一边说,一边抄起地下的棍棒走向苏沐,“老子把她打的头破血流,就不信苏家人真的不掏钱。”
苏沐已经解开绳索,见棍棒挥舞下来,身子往右一偏灵巧的避过,然后抬腿猛往前一踢直接踹到他的腹部。男人只觉变化实在太快,甚至都没看清对方的身影,只来得及痛呼一声,绳子就缠绕上他的脖颈。
另一名男子见状拿起桌子上的匕首就冲着苏沐挥舞过来,苏沐松开绳索,脚尖一点避开寒光,又接力往上一跳,旋转着踢爆男人的头,男人的匕首掉落,在半空中就被苏沐接住,然后朝着男人的手腕一划就听见男人杀猪般的惨叫声。苏沐看着殷红的血液。眉眼含笑,明明该是狼狈的女子,却风情万种,她转身,匕首又挑断男人另一条手筋,听着他的惨叫,只漫不经心地勾起唇角,犹如狱中艳鬼。
苏沐通过两人的对话,知道自己穿书了,从诡异震惊到现在的从容不迫也不过短短霎那,这是她作为特工的基本心里素质。
小说是一本苏爽打脸文,女主就是他们口中的假千金苏晴,而她穿的是刚被苏家带回去的真千金苏沐。
苏沐回到苏家,渴望亲情,但是自己的爸妈,还有四个哥哥眼里只有女主苏晴,于是苏沐做了许多坏事,而女主就站在道德的最高角度打脸她。
而劫匪的这次行动,让苏沐心明白自己不被众人重视,正式黑化起来,各种针对苏晴起来。
……
苏沐倒是不怕他们,只是怕身上的伤口扯得更深,血加速流淌,她目光看向前方街口停着的一辆轿车,在这个略微荒凉的地带,这辆香槟色的高级轿车格外显眼。
苏沐加快脚步,来到轿车前,打开轿车后座的门,车内的暖气混杂着男士香水迎面而来,苏沐抬头,对上一双漂亮的桃花眼,眼敛狭长,眼尾上扬,很是勾人,对方眉头一挑,棕色的瞳仁闪过讶异的光,苏沐喊了一声,“哥哥,你来接我了。”然后毫不犹豫的坐了进去,砰地一声关上门,把那四名壮汉挡在门外。
四名壮汉先是愣了一下,然后疯狂的拍打着车门,坐在驾驶座位的司机立马抬头看向后视镜请示男人,“老板,这——要不要报警。”
他的话音落下,就听见一阵警笛声传来。
“开车,”男人淡淡开口,音色像冬日的的薄冰,瞬间划破秋日的烟雨朦胧。
苏沐侧头打量着男人,男人眉目深邃谴卷,鼻梁上架着一副金框眼镜,神态懒散地盯着电脑上的资料,笔直的长腿交叠在一起,整个人懒洋洋的靠在真皮椅背上,就仿佛这辆车里从来没出现过苏沐这个不速之客一样从容。
被苏沐强烈的视线干扰,他抬眼,薄削的唇角带上浅淡的弧度,“这是看什么呢?妹妹?”
男人话里的重音落在妹妹二字上,语调微微拖长,带着几分戏谑。
苏沐没有了刚才叫哥哥的热情态度,淡淡一笑,解释,“我被绑架,实在是流血过多,不想和他们动手,所以才上了你车,给你添麻烦了,多谢。”
她说被绑架时,轻描淡写的语气仿佛再说我刚吃了饭一般,男人的眼睛里瞬间来了几分兴致,玩味地打量着苏沐,苏沐忽视他的目光,看着后视镜里那几个壮汉没有追过来,她对司机说,“要是路过公交站把我放下来就行。”

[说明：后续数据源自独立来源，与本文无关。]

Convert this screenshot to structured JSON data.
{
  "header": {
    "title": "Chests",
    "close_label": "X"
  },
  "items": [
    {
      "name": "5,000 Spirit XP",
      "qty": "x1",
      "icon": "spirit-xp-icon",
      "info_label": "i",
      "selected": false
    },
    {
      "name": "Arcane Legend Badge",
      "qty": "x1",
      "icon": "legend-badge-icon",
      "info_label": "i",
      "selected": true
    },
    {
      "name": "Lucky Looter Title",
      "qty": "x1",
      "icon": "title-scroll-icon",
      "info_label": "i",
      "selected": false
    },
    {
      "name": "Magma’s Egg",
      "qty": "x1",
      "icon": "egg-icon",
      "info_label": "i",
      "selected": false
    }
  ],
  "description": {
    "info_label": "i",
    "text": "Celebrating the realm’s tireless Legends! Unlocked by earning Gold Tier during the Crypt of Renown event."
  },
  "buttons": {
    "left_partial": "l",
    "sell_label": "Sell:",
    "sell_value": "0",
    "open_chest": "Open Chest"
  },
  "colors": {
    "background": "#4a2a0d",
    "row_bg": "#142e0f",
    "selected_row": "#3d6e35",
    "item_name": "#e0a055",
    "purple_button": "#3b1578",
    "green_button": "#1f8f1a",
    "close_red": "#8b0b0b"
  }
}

男人注意到她身上的伤口,手臂上的伤口深可见骨,他不动声色地扫过苏沐的淡定的面容,微微心惊,他从车里拽出一个浅白色的医药箱子,“怎么?我刚救了你,就要走?”
苏沐一时间弄不明白男人的意思,她掏了掏自己的口袋,对男人摊手说,“我现在身无分文,没法报答你。”
男人似乎被这句话愉悦了,喉咙里发出低低的笑声,这一笑,周身那无形迫人的气场也缓和下来,苏沐觉得这声音勾得人心尖痒,“你觉得我缺你那点钱?毕竟我好人做到底,你胳膊上的伤口触目惊心的,再拖下去估计要发炎了。”
苏沐看着男人,认真的道:“非常感谢。”
少女的双眼像一湾荡漾潋滟的碧湖,清澈见底,不含任何杂质,一望就把人映在眼里,男人甚至能看她琉璃般的瞳仁盈着自己的身影。
……
他摇头微微叹息,“真是个小可怜,你家里人应该很着急了,一会你给他们打个电话报个平安吧。”
“不用了。”苏沐回答他,“我的家里人估计都不希望我回去。”
男人眉头一挑,“为什么这么说?”
“因为我的四个哥哥只疼另一个妹妹。”苏沐脸色苍白,露出一抹笑,“不过无所谓,我自己一个人也可以。”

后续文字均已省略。